×

News

International Youth Summit for Nuclear Abolition opens in Hiroshima

by Masanori Wada, Staff Writer

The International Youth Summit for Nuclear Abolition opened in Naka Ward, Hiroshima on August 28. Taking part in the summit are 30 young men and women in their 20s and 30s from 23 nations, including Japan and the United States. Over the course of three days, they will learn about the effects of the atomic bombing and consider the actions they can take to advance the abolition of nuclear weapons.

On the first day of the gathering, the participants toured the Peace Memorial Museum in the Peace Memorial Park, located in Naka Ward, and laid flowers at the Cenotaph for the A-bomb Victims. Afterward, they met with Toshiko Tanaka, 76, an A-bomb survivor and a resident of Higashi Ward, and listened to her account of what happened when the atomic bomb was dropped on Hiroshima on August 6, 1945. The young people asked her various questions such as whether the survivors are still suffering from the trauma of the A-bomb attack.
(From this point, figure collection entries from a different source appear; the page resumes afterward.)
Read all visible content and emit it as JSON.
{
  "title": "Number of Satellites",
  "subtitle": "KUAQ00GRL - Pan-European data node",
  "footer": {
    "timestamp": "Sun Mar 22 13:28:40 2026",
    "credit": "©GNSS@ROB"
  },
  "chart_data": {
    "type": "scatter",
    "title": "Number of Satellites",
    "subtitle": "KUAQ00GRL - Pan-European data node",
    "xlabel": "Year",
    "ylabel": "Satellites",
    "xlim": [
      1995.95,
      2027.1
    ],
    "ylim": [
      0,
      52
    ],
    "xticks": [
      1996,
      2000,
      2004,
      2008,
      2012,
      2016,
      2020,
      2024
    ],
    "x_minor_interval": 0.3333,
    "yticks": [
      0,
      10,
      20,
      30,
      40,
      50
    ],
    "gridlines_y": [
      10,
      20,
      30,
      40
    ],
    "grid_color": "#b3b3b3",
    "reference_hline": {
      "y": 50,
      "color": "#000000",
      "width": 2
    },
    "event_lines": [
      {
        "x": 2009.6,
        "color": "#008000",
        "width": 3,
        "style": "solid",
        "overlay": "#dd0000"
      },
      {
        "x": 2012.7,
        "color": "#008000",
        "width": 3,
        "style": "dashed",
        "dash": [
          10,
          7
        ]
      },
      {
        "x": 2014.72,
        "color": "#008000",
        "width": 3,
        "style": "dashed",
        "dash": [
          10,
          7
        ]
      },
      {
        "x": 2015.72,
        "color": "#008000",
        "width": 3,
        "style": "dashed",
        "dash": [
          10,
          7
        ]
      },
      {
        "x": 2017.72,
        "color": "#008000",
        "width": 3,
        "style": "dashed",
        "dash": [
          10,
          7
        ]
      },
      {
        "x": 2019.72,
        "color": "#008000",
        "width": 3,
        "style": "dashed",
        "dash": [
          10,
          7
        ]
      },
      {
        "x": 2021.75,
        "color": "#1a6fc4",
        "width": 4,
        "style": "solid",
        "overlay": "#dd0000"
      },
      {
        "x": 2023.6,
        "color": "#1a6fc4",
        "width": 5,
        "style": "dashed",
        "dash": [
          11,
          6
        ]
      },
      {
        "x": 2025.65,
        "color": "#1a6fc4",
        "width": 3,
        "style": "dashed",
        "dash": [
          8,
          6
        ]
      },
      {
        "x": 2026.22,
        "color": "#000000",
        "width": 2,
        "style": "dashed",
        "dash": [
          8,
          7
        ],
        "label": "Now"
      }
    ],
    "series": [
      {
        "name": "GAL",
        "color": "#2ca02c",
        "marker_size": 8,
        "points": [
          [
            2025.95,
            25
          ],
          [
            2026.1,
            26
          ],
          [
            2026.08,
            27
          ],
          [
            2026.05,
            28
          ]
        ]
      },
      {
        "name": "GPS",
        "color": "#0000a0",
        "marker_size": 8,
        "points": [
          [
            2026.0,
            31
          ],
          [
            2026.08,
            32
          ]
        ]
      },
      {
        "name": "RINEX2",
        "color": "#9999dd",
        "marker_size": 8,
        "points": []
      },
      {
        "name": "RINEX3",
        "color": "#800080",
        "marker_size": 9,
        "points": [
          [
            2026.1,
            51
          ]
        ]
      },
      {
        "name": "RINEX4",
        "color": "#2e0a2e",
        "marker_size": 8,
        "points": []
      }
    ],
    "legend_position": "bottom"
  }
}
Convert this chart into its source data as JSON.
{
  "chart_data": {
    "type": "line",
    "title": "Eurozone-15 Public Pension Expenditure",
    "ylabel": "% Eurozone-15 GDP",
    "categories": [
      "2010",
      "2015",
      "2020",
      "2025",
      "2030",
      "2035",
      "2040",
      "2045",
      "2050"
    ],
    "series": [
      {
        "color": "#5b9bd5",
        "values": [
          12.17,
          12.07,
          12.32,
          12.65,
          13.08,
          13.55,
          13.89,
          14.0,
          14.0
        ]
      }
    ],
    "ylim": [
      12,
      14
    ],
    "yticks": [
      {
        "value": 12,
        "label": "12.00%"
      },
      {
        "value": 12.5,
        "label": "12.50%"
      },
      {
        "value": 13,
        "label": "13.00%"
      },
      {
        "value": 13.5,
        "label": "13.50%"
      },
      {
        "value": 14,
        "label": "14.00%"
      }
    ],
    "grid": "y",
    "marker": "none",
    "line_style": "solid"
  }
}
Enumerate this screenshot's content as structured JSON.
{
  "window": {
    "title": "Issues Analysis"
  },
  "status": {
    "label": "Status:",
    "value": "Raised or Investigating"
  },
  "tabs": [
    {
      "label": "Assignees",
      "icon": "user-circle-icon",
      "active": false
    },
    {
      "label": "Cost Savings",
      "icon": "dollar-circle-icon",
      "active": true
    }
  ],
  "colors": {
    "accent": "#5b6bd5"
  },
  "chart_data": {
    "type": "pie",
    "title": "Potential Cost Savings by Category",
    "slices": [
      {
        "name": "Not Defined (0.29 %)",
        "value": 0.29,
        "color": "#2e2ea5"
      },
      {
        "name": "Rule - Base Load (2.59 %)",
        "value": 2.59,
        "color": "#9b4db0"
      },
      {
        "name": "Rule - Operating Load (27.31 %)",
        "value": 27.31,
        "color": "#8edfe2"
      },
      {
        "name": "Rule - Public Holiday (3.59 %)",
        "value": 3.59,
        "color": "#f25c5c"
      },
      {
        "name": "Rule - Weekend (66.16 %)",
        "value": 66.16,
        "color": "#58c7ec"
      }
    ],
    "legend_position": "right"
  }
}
The summit, organized by a steering committee composed of Soka Gakkai International and other organizations, will produce a Youth Pledge on August 29. At 10 a.m. on August 30, a public forum will be held at the RIHGA Royal Hotel in Naka Ward, where a keynote speech will be delivered by the U.N. Secretary-General’s Envoy on Youth and a documentary film that has digitally recreated the city’s appearance before the atomic bombing will be screened.